Tuesday, August 12, 2014
Kathleen Robbins at Rebekah Jacob Gallery
Columbia, SC-based photographer Kathleen Robbins is having a show of work from her Into the Flatland portfolio at the Rebekah Jacob Gallery in Charleston, up now through September 8th, 2014.
This is exemplary work in the canon of Southern fine art photography, both for the methodology and for the results.
A great deal of photography today is driven by the concept, the organizing idea or linking detail behind a set of images. Often this approach to assembling a body of work produces significant, even powerful photographs.
All too often, however, the result of this approach is a set of banal images that are enlivened or given significance only when one knows the concept that motivates them.
Robbins' images are visually compelling, yet motivated by a concept that is deeply felt and profoundly personal, growing out of her recognition of the Mississippi Delta's significance for her personally and the South generally.
In 2001, having developed her skills as a photographer and an artist, Robbins immersed herself in the physical world of her childhood in the Mississippi Delta, or as she puts it, she moved back in, literally living in the spaces and among the material objects of her own, and her family's, history.
Robbins lived on her family's farm, "ate from my great-grandmother's china, drank from her crystal and slept in her bed."
She goes on: "At dusk I rocked on the porch and watched the blackbirds descend on the canebrake planted by my great-grandfather. Living on the farm I existed in a strange continuum. My family's history and their connection to this place were markedly present in my everyday experience.
"This is land that my family has inhabited for generations, and I am pulled to this place in a way that I am not able to fully articulate. It is not my nostalgia alone that creates this longing; it is that of my mother and my mother's mother."
Robbins' photographs emerge from her deep engagement with the landscape and the material culture of her ancestors.
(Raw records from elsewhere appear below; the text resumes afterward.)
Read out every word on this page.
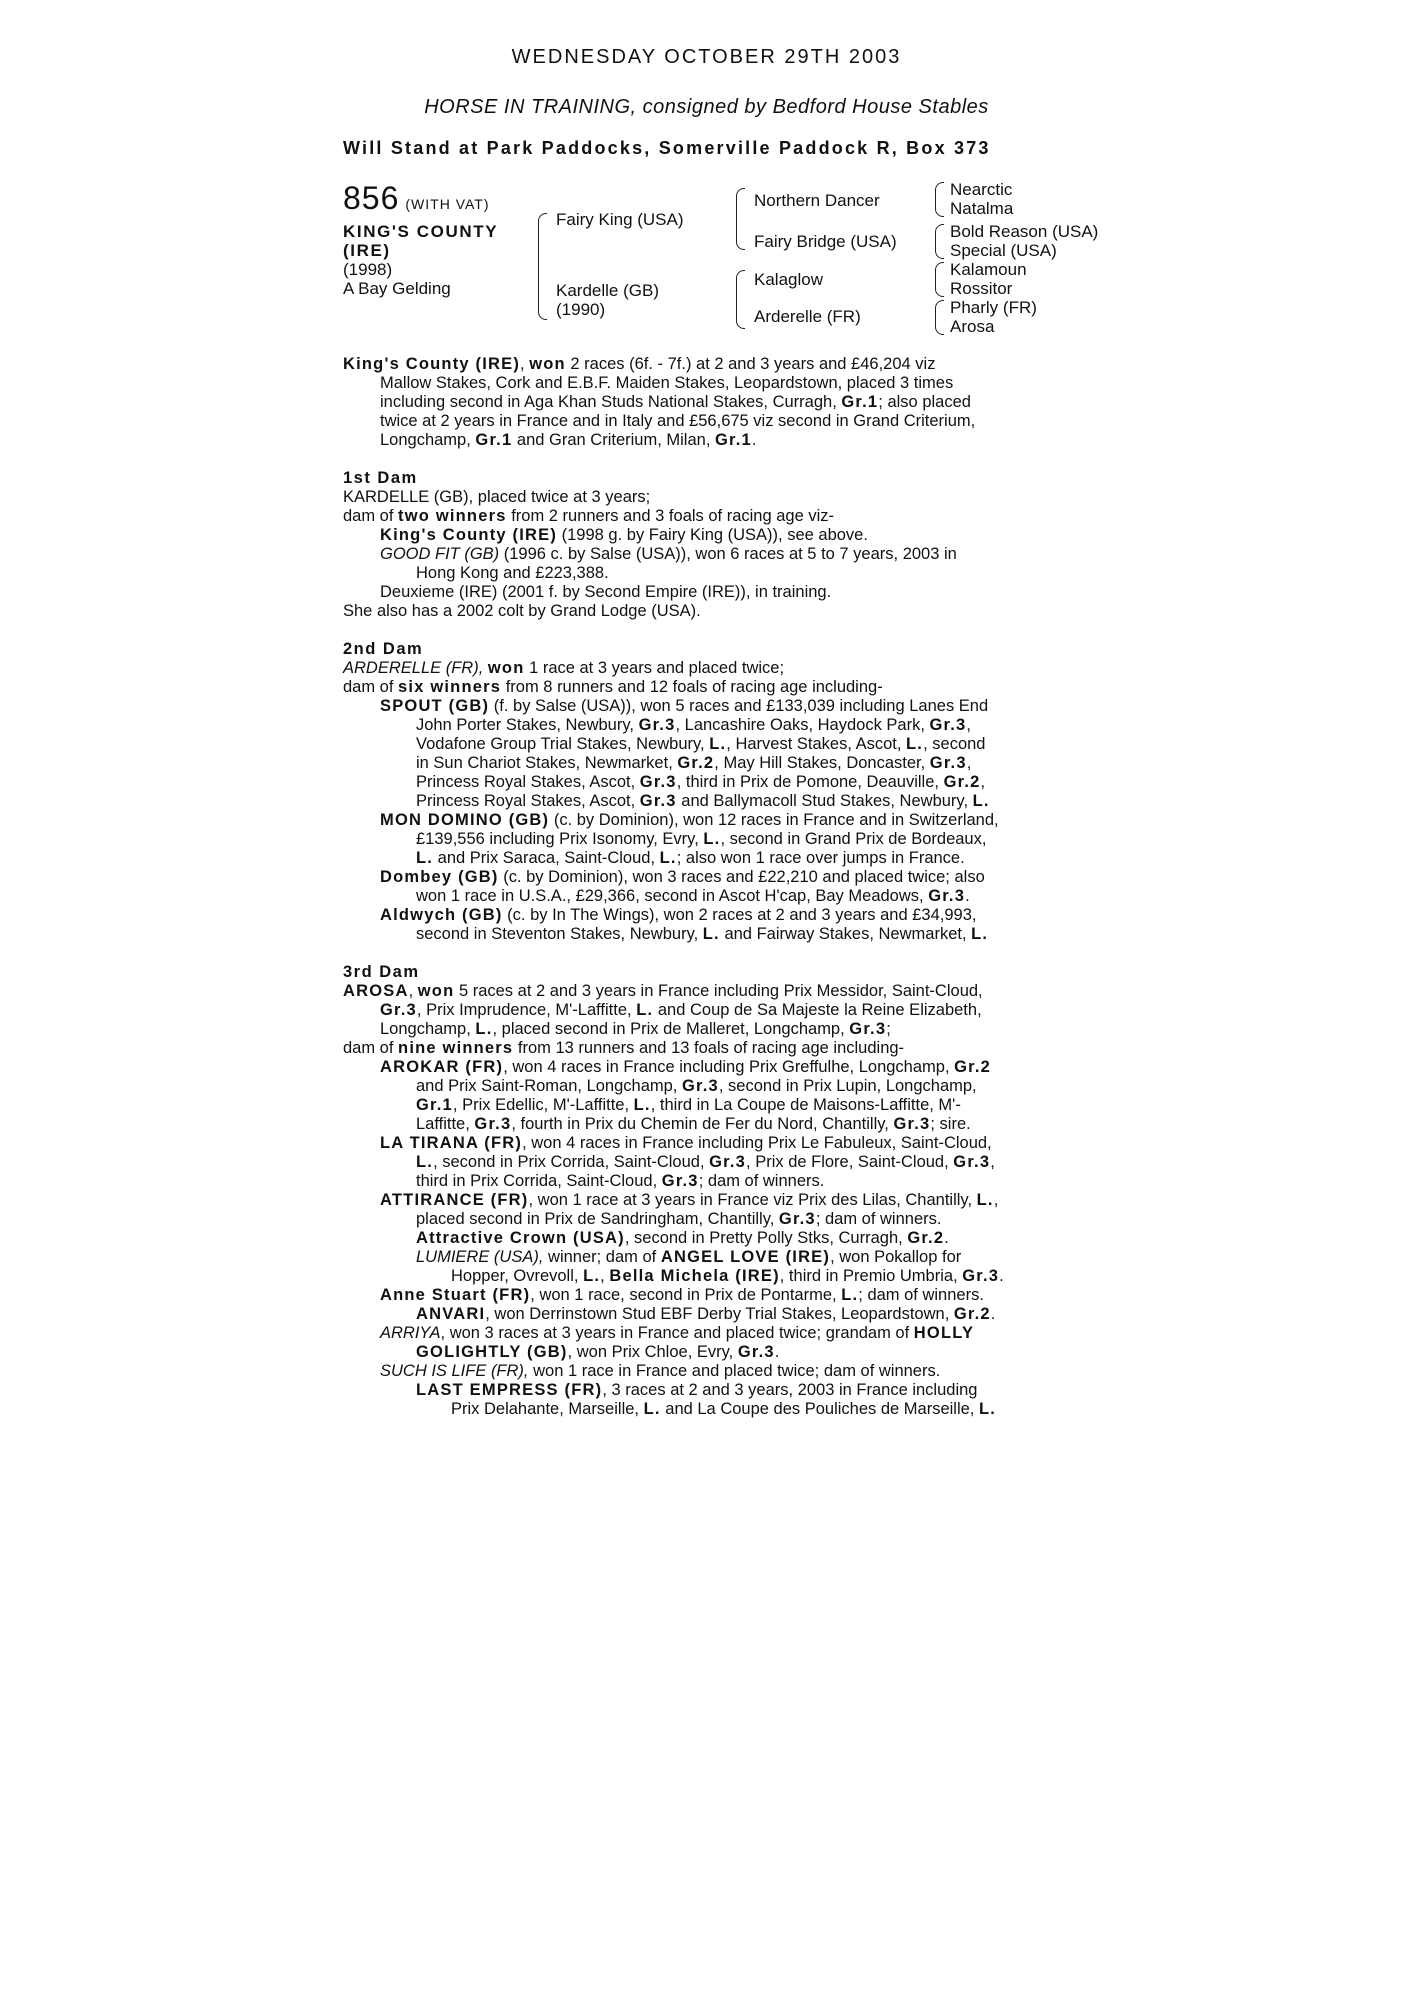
WEDNESDAY OCTOBER 29TH 2003
HORSE IN TRAINING, consigned by Bedford House Stables
Will Stand at Park Paddocks, Somerville Paddock R, Box 373
856 (WITH VAT)
KING'S COUNTY
(IRE)
(1998)
A Bay Gelding
Fairy King (USA)
Kardelle (GB)
(1990)
Northern Dancer
Fairy Bridge (USA)
Kalaglow
Arderelle (FR)
Nearctic
Natalma
Bold Reason (USA)
Special (USA)
Kalamoun
Rossitor
Pharly (FR)
Arosa

King's County (IRE), won 2 races (6f. - 7f.) at 2 and 3 years and £46,204 viz

Mallow Stakes, Cork and E.B.F. Maiden Stakes, Leopardstown, placed 3 times

including second in Aga Khan Studs National Stakes, Curragh, Gr.1; also placed

twice at 2 years in France and in Italy and £56,675 viz second in Grand Criterium,

Longchamp, Gr.1 and Gran Criterium, Milan, Gr.1.

1st Dam

KARDELLE (GB), placed twice at 3 years;

dam of two winners from 2 runners and 3 foals of racing age viz-

King's County (IRE) (1998 g. by Fairy King (USA)), see above.

GOOD FIT (GB) (1996 c. by Salse (USA)), won 6 races at 5 to 7 years, 2003 in

Hong Kong and £223,388.

Deuxieme (IRE) (2001 f. by Second Empire (IRE)), in training.

She also has a 2002 colt by Grand Lodge (USA).

2nd Dam

ARDERELLE (FR), won 1 race at 3 years and placed twice;

dam of six winners from 8 runners and 12 foals of racing age including-

SPOUT (GB) (f. by Salse (USA)), won 5 races and £133,039 including Lanes End

John Porter Stakes, Newbury, Gr.3, Lancashire Oaks, Haydock Park, Gr.3,

Vodafone Group Trial Stakes, Newbury, L., Harvest Stakes, Ascot, L., second

in Sun Chariot Stakes, Newmarket, Gr.2, May Hill Stakes, Doncaster, Gr.3,

Princess Royal Stakes, Ascot, Gr.3, third in Prix de Pomone, Deauville, Gr.2,

Princess Royal Stakes, Ascot, Gr.3 and Ballymacoll Stud Stakes, Newbury, L.

MON DOMINO (GB) (c. by Dominion), won 12 races in France and in Switzerland,

£139,556 including Prix Isonomy, Evry, L., second in Grand Prix de Bordeaux,

L. and Prix Saraca, Saint-Cloud, L.; also won 1 race over jumps in France.

Dombey (GB) (c. by Dominion), won 3 races and £22,210 and placed twice; also

won 1 race in U.S.A., £29,366, second in Ascot H'cap, Bay Meadows, Gr.3.

Aldwych (GB) (c. by In The Wings), won 2 races at 2 and 3 years and £34,993,

second in Steventon Stakes, Newbury, L. and Fairway Stakes, Newmarket, L.

3rd Dam

AROSA, won 5 races at 2 and 3 years in France including Prix Messidor, Saint-Cloud,

Gr.3, Prix Imprudence, M'-Laffitte, L. and Coup de Sa Majeste la Reine Elizabeth,

Longchamp, L., placed second in Prix de Malleret, Longchamp, Gr.3;

dam of nine winners from 13 runners and 13 foals of racing age including-

AROKAR (FR), won 4 races in France including Prix Greffulhe, Longchamp, Gr.2

and Prix Saint-Roman, Longchamp, Gr.3, second in Prix Lupin, Longchamp,

Gr.1, Prix Edellic, M'-Laffitte, L., third in La Coupe de Maisons-Laffitte, M'-

Laffitte, Gr.3, fourth in Prix du Chemin de Fer du Nord, Chantilly, Gr.3; sire.

LA TIRANA (FR), won 4 races in France including Prix Le Fabuleux, Saint-Cloud,

L., second in Prix Corrida, Saint-Cloud, Gr.3, Prix de Flore, Saint-Cloud, Gr.3,

third in Prix Corrida, Saint-Cloud, Gr.3; dam of winners.

ATTIRANCE (FR), won 1 race at 3 years in France viz Prix des Lilas, Chantilly, L.,

placed second in Prix de Sandringham, Chantilly, Gr.3; dam of winners.

Attractive Crown (USA), second in Pretty Polly Stks, Curragh, Gr.2.

LUMIERE (USA), winner; dam of ANGEL LOVE (IRE), won Pokallop for

Hopper, Ovrevoll, L., Bella Michela (IRE), third in Premio Umbria, Gr.3.

Anne Stuart (FR), won 1 race, second in Prix de Pontarme, L.; dam of winners.

ANVARI, won Derrinstown Stud EBF Derby Trial Stakes, Leopardstown, Gr.2.

ARRIYA, won 3 races at 3 years in France and placed twice; grandam of HOLLY

GOLIGHTLY (GB), won Prix Chloe, Evry, Gr.3.

SUCH IS LIFE (FR), won 1 race in France and placed twice; dam of winners.

LAST EMPRESS (FR), 3 races at 2 and 3 years, 2003 in France including

Prix Delahante, Marseille, L. and La Coupe des Pouliches de Marseille, L.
Her work demonstrates the value of attending to Faulkner's claim that in the South the past isn't dead; it's not even past. As in Robbins' work, traces of the South's tangled history sit side-by-side in the landscape with all the signs of a more recent prosperity and cosmopolitanism.
This is especially true in Charleston, where visitors from around the world flock to the Spoleto arts festival, where high end restaurants like Husk and SNOB sit blocks from the building that housed for years one of the largest slave markets in the antebellum South.
So it's good to have Robbins' work up at Rebekah Jacob's Gallery, a perfect location for work that engages actively with the complex and paradoxical legacy shared by all of us who are Southern.